Though I’m not a huge fan of the flavor of raw banana, I do love the baked banana flavor in breads and muffins. I figured why not try and improve it with a classic flavor combination by adding strawberries! This recipe is adapted from one I absolutely love by Ina Garten and make all the time. This is a fun twist when strawberries are in season, though you can absolutely use frozen berries that have been defrosted, drained and chopped.
Makes 24 muffins
- 16 tablespoons (227 grams) unsalted butter, melted
- 2 cups (396 grams) granulated sugar
- 2 large eggs (150 grams)
- ¾ cup (180 grams) whole milk
- 2 teaspoons vanilla extract
- 1 cup (236 grams) mashed ripe bananas (about 2 bananas)
- 3 cups (390 grams) all-purpose flour
- 2 teaspoons baking powder
- 1 teaspoon baking soda
- ½ teaspoon salt
- 2 cups (280 grams) chopped strawberries
Make the Muffins:
- Preheat the oven to 350°F. Line 24 muffin cups with paper liners and set aside.
- In a medium mixing bowl, combine the melted butter and sugar. Whisk in the eggs, milk, vanilla, and finally the bananas.
- In a separate bowl, combine the flour, baking powder, baking soda, and salt, and then combine them with the wet ingredients, being careful not to overmix.
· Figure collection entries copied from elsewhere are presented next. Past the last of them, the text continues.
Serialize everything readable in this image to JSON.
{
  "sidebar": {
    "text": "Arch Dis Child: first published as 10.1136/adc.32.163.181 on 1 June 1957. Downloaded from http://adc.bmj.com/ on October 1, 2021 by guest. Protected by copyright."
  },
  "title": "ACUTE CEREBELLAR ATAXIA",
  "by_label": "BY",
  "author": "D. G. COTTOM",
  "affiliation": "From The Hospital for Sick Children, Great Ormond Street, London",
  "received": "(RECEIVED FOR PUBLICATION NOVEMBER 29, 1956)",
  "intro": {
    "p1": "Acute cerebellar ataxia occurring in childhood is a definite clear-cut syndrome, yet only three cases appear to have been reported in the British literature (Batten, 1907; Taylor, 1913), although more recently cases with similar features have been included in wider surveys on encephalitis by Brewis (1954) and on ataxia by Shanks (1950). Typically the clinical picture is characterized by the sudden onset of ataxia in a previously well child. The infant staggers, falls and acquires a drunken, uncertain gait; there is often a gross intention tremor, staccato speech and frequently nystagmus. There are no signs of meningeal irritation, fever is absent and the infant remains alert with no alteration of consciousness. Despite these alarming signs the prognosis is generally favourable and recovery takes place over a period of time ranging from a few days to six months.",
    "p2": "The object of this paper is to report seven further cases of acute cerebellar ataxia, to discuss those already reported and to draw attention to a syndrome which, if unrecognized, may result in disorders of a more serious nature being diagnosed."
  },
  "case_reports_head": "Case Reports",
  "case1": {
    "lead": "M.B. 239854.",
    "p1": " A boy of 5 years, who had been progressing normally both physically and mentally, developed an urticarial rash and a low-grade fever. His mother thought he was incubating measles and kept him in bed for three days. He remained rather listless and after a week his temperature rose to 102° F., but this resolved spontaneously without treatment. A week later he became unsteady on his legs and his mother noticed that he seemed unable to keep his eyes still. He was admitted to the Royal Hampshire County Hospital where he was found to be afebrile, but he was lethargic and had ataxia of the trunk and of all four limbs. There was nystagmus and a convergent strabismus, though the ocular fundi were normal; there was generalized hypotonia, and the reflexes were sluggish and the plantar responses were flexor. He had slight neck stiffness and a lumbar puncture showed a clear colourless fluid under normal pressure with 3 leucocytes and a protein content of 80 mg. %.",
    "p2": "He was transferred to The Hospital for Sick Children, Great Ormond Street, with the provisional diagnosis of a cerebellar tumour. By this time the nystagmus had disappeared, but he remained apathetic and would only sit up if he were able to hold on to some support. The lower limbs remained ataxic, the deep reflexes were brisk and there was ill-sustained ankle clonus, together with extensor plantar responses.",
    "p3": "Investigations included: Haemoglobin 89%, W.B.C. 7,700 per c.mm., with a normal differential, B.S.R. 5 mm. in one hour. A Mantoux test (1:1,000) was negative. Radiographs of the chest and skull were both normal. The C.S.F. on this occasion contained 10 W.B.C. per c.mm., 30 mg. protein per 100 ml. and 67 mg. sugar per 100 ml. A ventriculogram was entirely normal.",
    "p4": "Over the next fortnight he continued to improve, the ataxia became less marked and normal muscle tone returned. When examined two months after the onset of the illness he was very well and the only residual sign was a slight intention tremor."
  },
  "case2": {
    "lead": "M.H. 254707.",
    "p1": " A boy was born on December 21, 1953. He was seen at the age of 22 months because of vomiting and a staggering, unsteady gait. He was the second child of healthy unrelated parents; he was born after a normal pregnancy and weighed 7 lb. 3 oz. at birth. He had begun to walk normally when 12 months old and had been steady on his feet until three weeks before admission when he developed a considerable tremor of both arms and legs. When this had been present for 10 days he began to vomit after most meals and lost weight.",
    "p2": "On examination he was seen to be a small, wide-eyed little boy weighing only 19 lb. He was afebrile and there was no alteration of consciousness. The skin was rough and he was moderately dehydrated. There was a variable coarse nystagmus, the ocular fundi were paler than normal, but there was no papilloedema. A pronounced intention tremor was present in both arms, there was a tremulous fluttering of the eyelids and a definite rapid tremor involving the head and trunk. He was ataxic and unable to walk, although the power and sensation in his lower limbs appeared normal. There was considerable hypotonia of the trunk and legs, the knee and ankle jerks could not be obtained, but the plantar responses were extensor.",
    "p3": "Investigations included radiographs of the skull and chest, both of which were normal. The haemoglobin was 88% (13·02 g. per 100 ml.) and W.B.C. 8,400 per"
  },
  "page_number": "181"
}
- Fold in the chopped strawberries and then use an ice cream scoop to fill the paper liners up to the top. Bake for 20 minutes until golden brown and a toothpick inserted in the center of a muffin comes out clean. Cool slightly on a wire rack before removing. Serve warm or at room temperature. The remaining muffins can be stored in an airtight container for up to 3 days.